First, we need to import the necessary packages, including the MPB library:
package main
import (
"fmt"
"github.com/btracey/go-mpb"
"github.com/btracey/go-mpb/mpbcomm"
)
Before using any MPI functions, we need to initialize the MPI environment and finalize it when we finish:
func main() {
mpi := mpb.New(mpbcomm.New())
err := mpi.Init()
if err != nil {
panic(err)
}
defer mpi.Finalize()
}
Each process in an MPI program has a unique identifier called its rank. We also need to know the total number of processes, known as the size. We can obtain these values with the following code:
rank, err := mpi.Rank()
if err != nil {
panic(err)
}
size, err := mpi.Size()
if err != nil {
panic(err)
}
Now, we can distribute the data and compute the partial sums. We will use the MPI_Scatter
and MPI_Gather
functions to distribute and gather the data, respectively. In this example, we will assume that the array has a length that is a multiple of the number of processes:
// Create the input data (only on the root process)
data := make([]int, size*4)
if rank == 0 {
for i := range data {
data[i] = i + 1
}
}
// Prepare the buffers for receiving the scattered data
localData := make([]int, len(data)/size)
// Scatter the data among the processes
err = mpi.Scatter(data, localData, 0) // 0 is the root process
if err != nil {
panic(err)
}
// Compute the local sum
localSum := 0
for _, value := range localData {
localSum += value
}
We can now gather the partial sums and compute the total sum:
// Prepare the buffer for gathering the partial sums
partialSums := make([]int, size)
// Gather the partial sums on the root process
err = mpi.Gather(localSum, partialSums, 0) // 0 is the root process
if err != nil {
panic(err)
}
// Compute the total sum (only on the root process)
if rank == 0 {
totalSum := 0
for _, sum := range partialSums {
totalSum += sum
}
fmt.Printf("Total sum: %d\n", totalSum)
}
With these steps, we have created a simple Go program that uses the MPB library and MPI to distribute data and compute a sum in parallel.

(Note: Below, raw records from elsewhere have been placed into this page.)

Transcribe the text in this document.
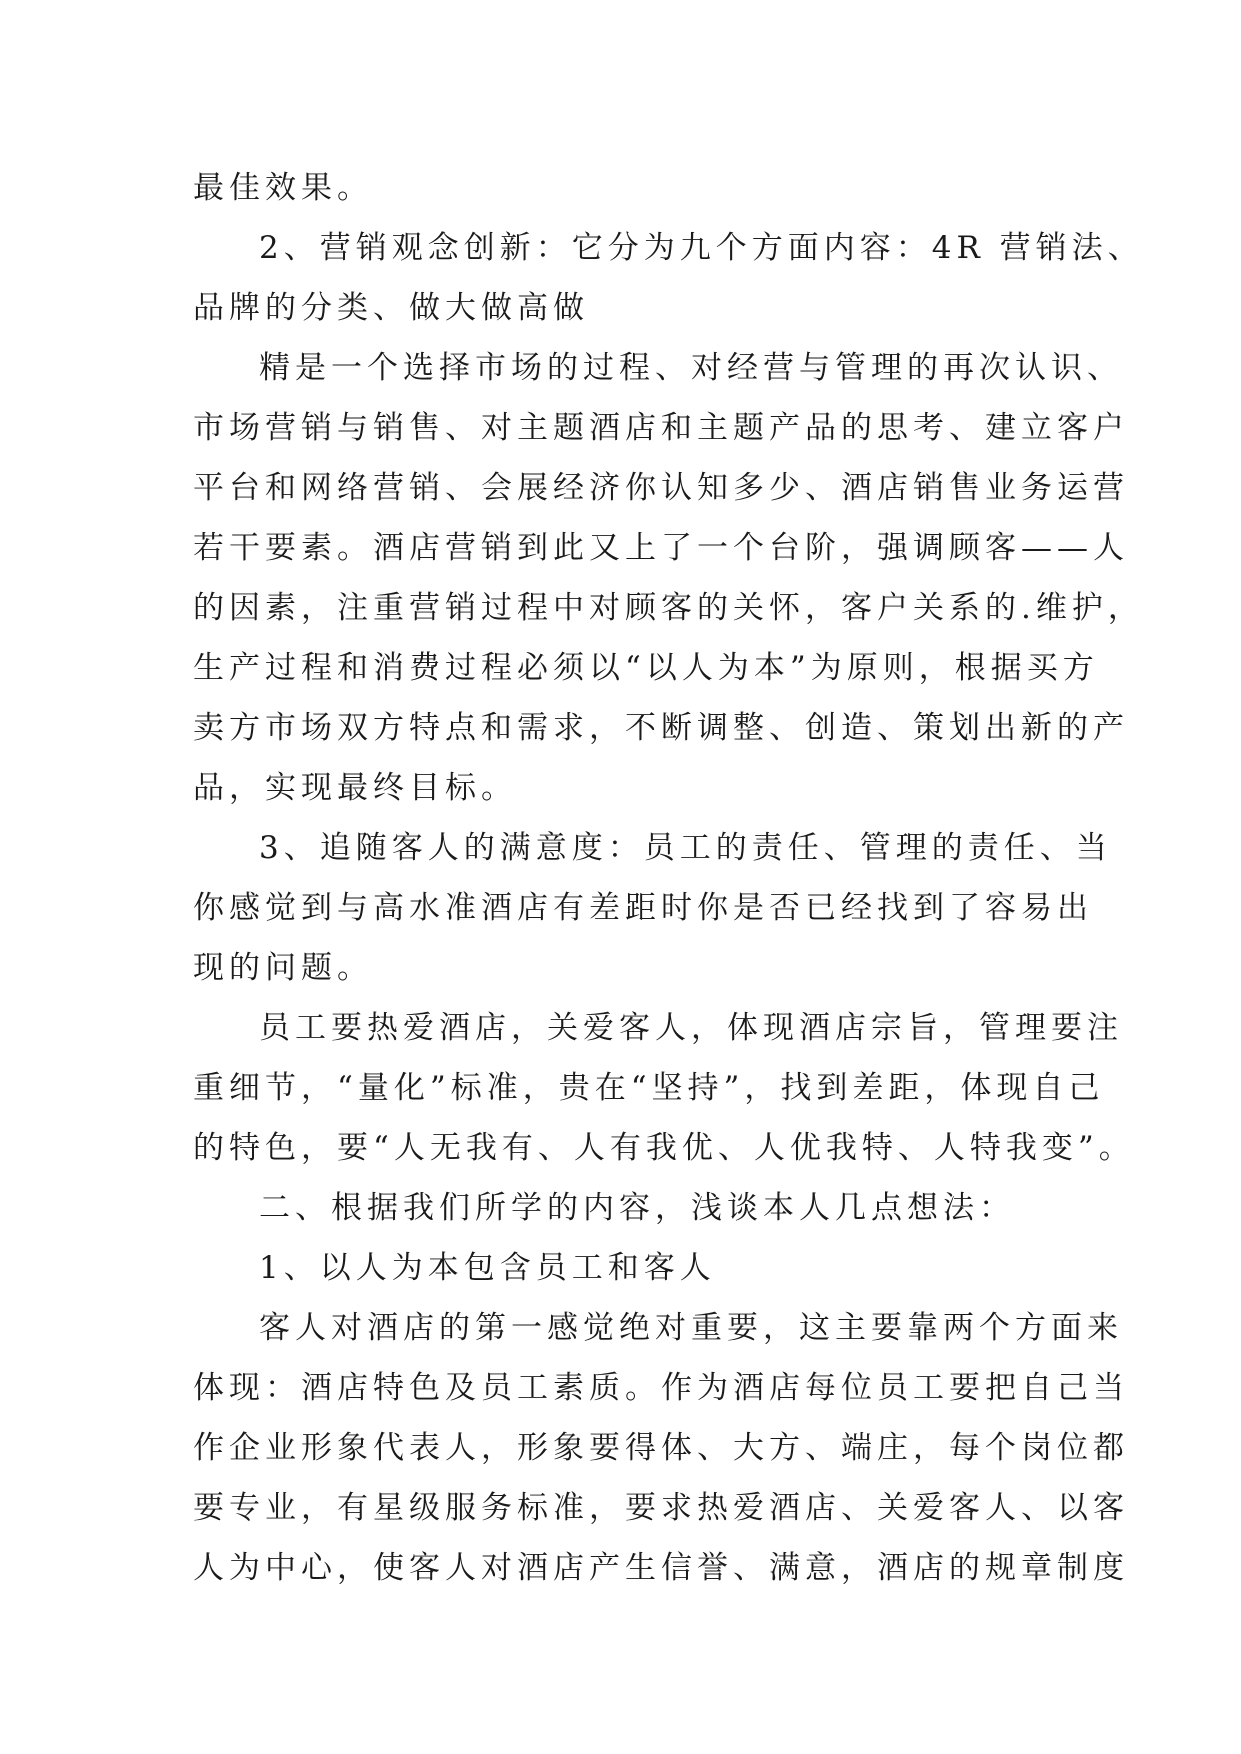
最佳效果。
2、营销观念创新：它分为九个方面内容：4R 营销法、
品牌的分类、做大做高做
精是一个选择市场的过程、对经营与管理的再次认识、
市场营销与销售、对主题酒店和主题产品的思考、建立客户
平台和网络营销、会展经济你认知多少、酒店销售业务运营
若干要素。酒店营销到此又上了一个台阶，强调顾客——人
的因素，注重营销过程中对顾客的关怀，客户关系的.维护，
生产过程和消费过程必须以“以人为本”为原则，根据买方
卖方市场双方特点和需求，不断调整、创造、策划出新的产
品，实现最终目标。
3、追随客人的满意度：员工的责任、管理的责任、当
你感觉到与高水准酒店有差距时你是否已经找到了容易出
现的问题。
员工要热爱酒店，关爱客人，体现酒店宗旨，管理要注
重细节，“量化”标准，贵在“坚持”，找到差距，体现自己
的特色，要“人无我有、人有我优、人优我特、人特我变”。
二、根据我们所学的内容，浅谈本人几点想法：
1、以人为本包含员工和客人
客人对酒店的第一感觉绝对重要，这主要靠两个方面来
体现：酒店特色及员工素质。作为酒店每位员工要把自己当
作企业形象代表人，形象要得体、大方、端庄，每个岗位都
要专业，有星级服务标准，要求热爱酒店、关爱客人、以客
人为中心，使客人对酒店产生信誉、满意，酒店的规章制度
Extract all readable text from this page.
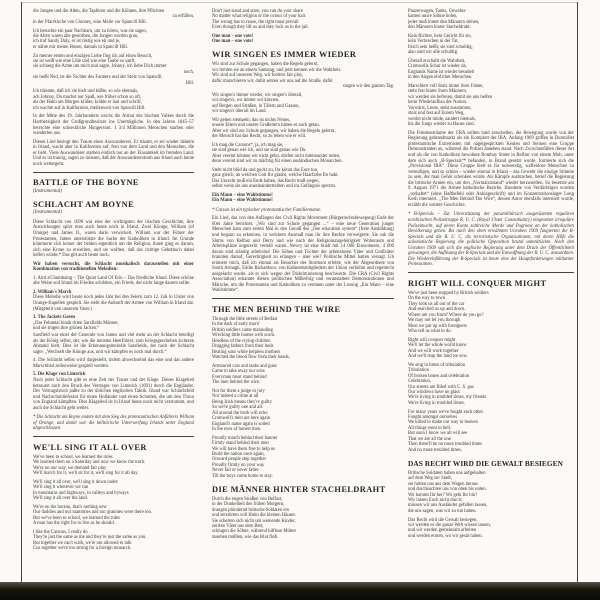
die Jungen und die Alten, die Tapferen und die Kühnen, ihre Pflichten
zu erfüllen,
in der Pfarrkirche von Clooney, eine Meile vor Spancill Hill.
Ich besuchte ein paar Nachbarn, um zu hören, was sie sagen,
die Alten waren alle gestorben, die Jungen wurden grau,
ich traf Sandy Daly, er ist rüstig wie eh und je,
er nähte mir meine Hosen, damals in Spancill Hill.
Zu meiner ersten und einzigen Liebe flog ich auf einen Besuch,
sie ist weiß wie eine Lilie und wie eine Taube so sanft,
sie schlang die Arme um mich und sagte, Johnny, ich liebe Dich immer
noch,
sie heißt Ned, ist die Tochter des Farmers und der Stolz von Spancill
Hill.
Ich träumte, daß ich sie hielt und küßte, so wie ehemals,
ach Johnny, Du machst nur Spaß, wie früher schon so oft,
als der Hahn am Morgen krähte, krähte er laut und schrill,
ich wachte auf in Kalifornien, meilenweit von Spancill Hill.
In der Mitte des 19. Jahrhunderts wuchs die Armut des irischen Volkes durch die Hartherzigkeit der Großgrundbesitzer ins Unerträgliche. In den Jahren 1845–57 herrschte eine schreckliche Hungersnot. 1 3/4 Millionen Menschen starben oder wanderten aus.
Dieses Lied besingt den Traum eines Auswanderers. Er träumt, er sei wieder daheim in Irland, wacht aber in Kalifornien auf, fern von dem Land und den Menschen, die er liebt. Viele Auswanderer starben einfach nur an der Einsamkeit im fremden Land. Und es ist traurig, sagen zu müssen, daß der Auswandererstrom aus Irland auch heute noch weitergeht.
BATTLE OF THE BOYNE
(Instrumental)
SCHLACHT AM BOYNE
(Instrumental)
Diese Schlacht von 1690 war eine der wichtigsten der irischen Geschichte, ihre Auswirkungen spürt man auch heute noch in Irland. Zwei Könige, William (of Orange) und James II., waren darin verwickelt. William war der Führer der Protestanten, James unterstützte die Sache der Katholiken in Irland. Im Grunde kümmerte sich keiner der beiden eigentlich um die Religion, ihnen ging es darum, sich eine Krone zu erwerben, und sie wollten, daß das richtige Gebetbuch dabei helfen würde.* Das gilt auch heute noch.
Wir haben versucht, die Schlacht musikalisch darzustellen mit einer Kombination von traditionellen Melodien:
1. Aird a'Chumhaing – The Quiet Land Of Erin – Das friedliche Irland. Diese schöne alte Weise soll Irland im Frieden schildern, ein Friede, der nicht lange dauern sollte.
2. William's March
Diese Melodie wird heute noch jedes Jahr bei den Feiern zum 12. Juli in Ulster von Orange-Kapellen gespielt. Sie stellt die Ankunft der Armee von William in Irland dar. (Mitgeteilt von unserem Vater.)
3. The Jackets Green
„Das Fehnetal hinab ritten Sarsfields Männer,
und sie trugen ihre grünen Jacken.“
Sarsfield war einer der Generale von James und viel mehr an der Schlacht beteiligt als der König selbst, der, wie die meisten Heerführer, zum Kriegsgeschehen sicheren Abstand hielt. Dies ist die Erkennungsmelodie Sarsfields, der nach der Schlacht sagte: „Wechselt die Könige aus, und wir kämpfen es noch mal durch.“
4. Die Schlacht selbst wird dargestellt, indem abwechselnd das eine und das andere Marschlied zeilenweise gespielt werden.
5. Die Klage von Limerick
Nach jeder Schlacht gibt es eine Zeit der Trauer und der Klage. Dieses Klagelied betrauert auch den Bruch des Vertrages von Limerick (1691) durch die Engländer. Der Vertragsbruch paßte zu der üblichen englischen Taktik. Irland war Schlachtfeld und Nachschublieferant für einen Holländer und einen Schotten, die um den Thron von England kämpften. Dies Klagelied ist in Irland heute noch nicht verstummt, und auch die Schlacht geht weiter.
* Die Schlacht am Boyne endete mit dem Sieg des protestantischen Anführers William of Orange, und damit war die militärische Unterwerfung Irlands unter England abgeschlossen.
WE'LL SING IT ALL OVER
We've been to school, we learned the rules
We learned them on a Saturday and now we know the truth.
We're on our way, we demand fair play
We'll march for it, we'll sit for it, we'll sing for it all day.
We'll sing it all over, we'll sing it down under
We'll sing it wherever we can
In mountains and highways, in valleys and byways
We'll sing it all over the land.
We're on the bureau, that's nothing new
Our daddies and our mammies and our grannies were there too.
But we've been to school, we learned the rules
A man has the right for to live as he should.
I like the Carsons, I really do
They're just the same as me and they're just the same as you.
But together we can't walk, we're not allowed to talk
Cos together we're too strong for a foreign monarch.
Don't just stand and stare, you can do your share
No matter what religion or the colour of your hair.
The wrong has to cease, the right must prevail
Even though they lift us and they lock us in the jail.
One man – one vote!
One man – one vote!
WIR SINGEN ES IMMER WIEDER
Wir sind zur Schule gegangen, haben die Regeln gelernt,
wir lernten sie an einem Samstag, und jetzt kennen wir die Wahrheit.
Wir sind auf unserem Weg, wir fordern fair play,
dafür marschieren wir, dafür setzen wir uns auf die Straße, dafür
singen wir den ganzen Tag.
Wir singen's immer wieder, wir singen's überall,
wir singen's, wo immer wir können,
auf Bergen und Straßen, in Tälern und Gassen,
wir singen's überall im Land.
Wir gehen stempeln, das ist nichts Neues,
unsere Eltern und unsere Großeltern haben es auch getan.
Aber wir sind zur Schule gegangen, wir haben die Regeln gelernt,
der Mensch hat das Recht, so zu leben wie er will.
Ich mag die Carsons*, ja, ich mag sie,
sie sind genau wie ich, und sie sind genau wie Du.
Aber vereint können wir nicht gehn, dürfen nicht miteinander reden,
denn vereint sind wir zu mächtig für einen ausländischen Monarchen.
Steht nicht blöd da und guckt zu, Ihr könnt das Eure tun,
ganz gleich, an welchen Gott Ihr glaubt, welche Haarfarbe Ihr habt.
Das Unrecht muß ein Ende haben, das Recht muß siegen,
selbst wenn sie uns auseinandertreiben und ins Gefängnis sperren.
Ein Mann – eine Wahlstimme!
Ein Mann – eine Wahlstimme!
* Carson ist ein typischer protestantischer Familienname.
Ein Lied, das von den Anfängen des Civil Rights Movement (Bürgerrechtsbewegung) Ende der 60er Jahre berichtet. „Wir sind zur Schule gegangen ...“ – eine neue Generation junger Menschen kam zum ersten Mal in den Genuß des „free education system“ (freie Ausbildung) und begann zu erkennen, in welchem Ausmaß man ihr ihre Rechte verweigerte. Sie sah die Slums von Belfast und Derry und wie nach der Religionszugehörigkeit Wohnraum und Arbeitsplätze ungerecht verteilt waren. Newry ist eine Stadt mit 14 000 Einwohnern, 4 000 davon sind ständig arbeitslos! Die Söhne und Töchter der arbeitslosen Väter und Großväter brannten darauf, Gerechtigkeit zu erlangen – aber wie? Politische Mittel hatten versagt. Ich erinnere mich, daß ich einmal als Besucher des Stormont erlebte, wie der Abgeordnete von South Armagh, Eddie Richardson, von Kabinettsmitgliedern der Union verhöhnt und regelrecht ausgelacht wurde, als er sich wegen der Diskriminierung beschwerte. Die CRA (Civil Rights Association) erkannte diesen politischen Mißerfolg und veranstaltete Demonstrationen und Märsche, um die Protestanten und Katholiken zu vereinen unter der Losung „Ein Mann – eine Wahlstimme“.
THE MEN BEHIND THE WIRE
Through the little streets of Belfast
In the dark of early morn'
British soldiers came marauding
Wrecking little homes with scorn.
Heedless of the crying children
Dragging fathers from their beds
Beating sons while helpless mothers
Watched the blood flow from their heads.
Armoured cars and tanks and guns
Came to take away our sons
Everyman must stand behind
The men behind the wire.
Not for them a judge or jury
Nor indeed a crime at all
Being Irish means they're guilty
So we're guilty one and all.
All around the truth will echo
Cromwell's men are here again
England's name again is soiled
In the eyes of honest men.
Proudly march behind their banner
Firmly stand behind their men
We will have them free to help us
Build the nation once again,
Onward people step together
Proudly firmly on your way
Never fail or never falter
Till the boys come home to stay.
DIE MÄNNER HINTER STACHELDRAHT
Durch die engen Straßen von Belfast,
in der Dunkelheit des frühen Morgens,
drangen plündernd britische Soldaten ein
und zerstörten voll Hohn die kleinen Häuser.
Sie scherten sich nicht um weinende Kinder,
zerrten Väter aus dem Bett,
schlugen die Söhne, während hilflose Mütter
zusehen mußten, wie das Blut floß.
Panzerwagen, Tanks, Gewehre
kamen unsre Söhne holen,
jeder muß hinter den Männern stehen,
den Männern hinter Stacheldraht.
Kein Richter, kein Gericht für sie,
kein Verbrechen in der Tat,
Irisch sein heißt, sie sind schuldig,
also sind wir alle schuldig.
Überall erschallt die Wahrheit,
Cromwells Schar ist wieder da,
Englands Name ist wieder besudelt
in den Augen ehrlicher Menschen.
Marschiert voll Stolz hinter ihrer Fahne,
steht fest hinter ihren Männern,
wir werden sie befreien, damit sie uns helfen
beim Wiederaufbau der Nation.
Vorwärts, Leute, steht zusammen,
stolz und fest auf Eurem Weg,
werdet nicht müde, zaudert niemals,
bis die Jungs wieder zu Hause sind.
Die Friedensträume der CRA sollten bald zerschellen, die Bewegung wurde von der Regierung gebrandmarkt als ein Komplott der IRA. Anfang 1969 griffen in Burntollet protestantische Extremisten mit nägelgespickten Keulen und Steinen eine Gruppe Demonstranten an, während die Polizei daneben stand. Nach Zwischenfällen dieser Art und als die von Katholiken bewohnte Bombay Street in Belfast von einem Mob, unter dem sich auch „B-Specials“* befanden, in Brand gesetzt wurde, formierte sich die „Provisional IRA“. Diese Gruppe hielt es für notwendig, waffenlose Menschen zu verteidigen, und so schien – wieder einmal in Irland – das Gewehr die einzige Stimme zu sein, der man Gehör schenken würde. Als Kämpfe ausbrachen, berief die Regierung die britische Armee ein, um den „Normalzustand“ wieder herzustellen. So besetzte am 9. August 1971 die Armee katholische Bezirke, Hunderte von Verdächtigen wurden „verhaftet“ (ohne Haftbefehl oder Anklageschrift) und im Konzentrationslager Long Kesh interniert. „The Men Behind The Wire“, dessen Autor ebenfalls interniert wurde, erzählt die weitere Geschichte.
* B-Specials – Zur Unterstützung der paramilitärisch ausgerüsteten regulären nordirischen Polizeitruppe R. U. C. (Royal Ulster Constabulary) eingesetzte irreguläre Polizeimacht, auf deren Konto zahlreiche Morde und Pogrome an der katholischen Bevölkerung gehen. Bis nach den oben erwähnten Unruhen 1969 fungierten die B-Specials und die R. U. C. als terroristische Organisationen, mit deren Hilfe die unionistische Regierung die politische Opposition brutal unterdrückte. Nach den Unruhen 1969 sah sich die englische Regierung unter dem Druck der Öffentlichkeit gezwungen, die Auflösung der B-Specials und die Entwaffnung der R. U. C. anzuordnen. Die Wiedereinführung der B-Specials ist heute eine der Hauptforderungen militanter Protestanten.
RIGHT WILL CONQUER MIGHT
We've just been stopped by British soldiers
On the way to town
They took us all out of the car
And searched us up and down.
Where are you from? Where do you go?
We may not let you through
Must we put up with foreigners
Who tell us what to do.
Right will conquer might
We'll let the whole world know
And we will work together
And we'll reap the land we sow.
We sing in times of tribulation
Tribulation
Of broken bones and celebration
Celebration,
Our streets are filled with C. S. gas
Our windows have no glass
We're living in troubled times, my friends
We're living in troubled times.
For many years we've fought each other
Fought amongst ourselves
We killed to make our way to heaven
All things went to hell.
But soon I know we all will see
That we are all the one
Then there'll be no more troubled times
And no more troubled times.
DAS RECHT WIRD DIE GEWALT BESIEGEN
Britische Soldaten haben uns aufgehalten
auf dem Weg zur Stadt,
sie holten uns aus dem Wagen heraus
und durchsuchten uns von oben bis unten.
Wo kommt Ihr her? Wo geht Ihr hin?
Wir lassen Euch nicht durch;
müssen wir uns Ausländer gefallen lassen,
die uns sagen, was wir zu tun haben.
Das Recht wird die Gewalt besiegen,
wir werden es die ganze Welt wissen lassen,
und wir werden gemeinsam arbeiten
und werden ernten, wo wir gesät haben.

The complete source code is provided below:
package main
import (
"fmt"
"github.com/btracey/go-mpb"
"github.com/btracey/go-mpb/mpbcomm"
)
func main() {
mpi := mpb.New(mpbcomm.New())
err := mpi.Init()
if err != nil {
panic(err)
}
defer mpi.Finalize()
rank, err := mpi.Rank()
if err != nil {
panic(err)
}
size, err := mpi.Size()
if err != nil {
panic(err)
}
// Create the input data (only on the root process)
data := make([]int, size*4)
if rank == 0 {
for i := range data {
data[i] = i + 1
}
}
// Prepare the buffers for receiving the scattered data
localData := make([]int, len(data)/size)
// Scatter the data among the processes
err = mpi.Scatter(data, localData, 0)
if err != nil {
panic(err)
}
// Compute the local sum
localSum := 0
for _, value := range localData {
localSum += value
}
// Prepare the buffer for gathering the partial sums
partialSums := make([]int, size)
// Gather the partial sums on the root process
err = mpi.Gather(localSum, partialSums, 0)
if err != nil {
panic(err)
}
// Compute the total sum (only on the root process)
if rank == 0 {
totalSum := 0
for _, sum := range partialSums {
totalSum += sum
}
fmt.Printf("Total sum: %d\n", totalSum)
}
}
To run the program, you need to compile it first. You can use the go build
command to create an executable:
go build mpi_sum.go
Now you can run the program using an MPI launcher, such as mpirun
or mpiexec
. For example, to run the program with four processes, use the following command:
mpirun -np 4 ./mpi_sum
This will execute the program and display the total sum of the array elements.
In this article, we have presented an introduction to using the MPB library for Go, which enables the use of the Message Passing Interface in Go programs. With MPB, you can leverage the powerful features of both Go and MPI to create efficient and scalable parallel solutions. The example provided demonstrates how to use MPB for a simple distributed sum computation, but the library can be applied to a wide range of parallel computing tasks.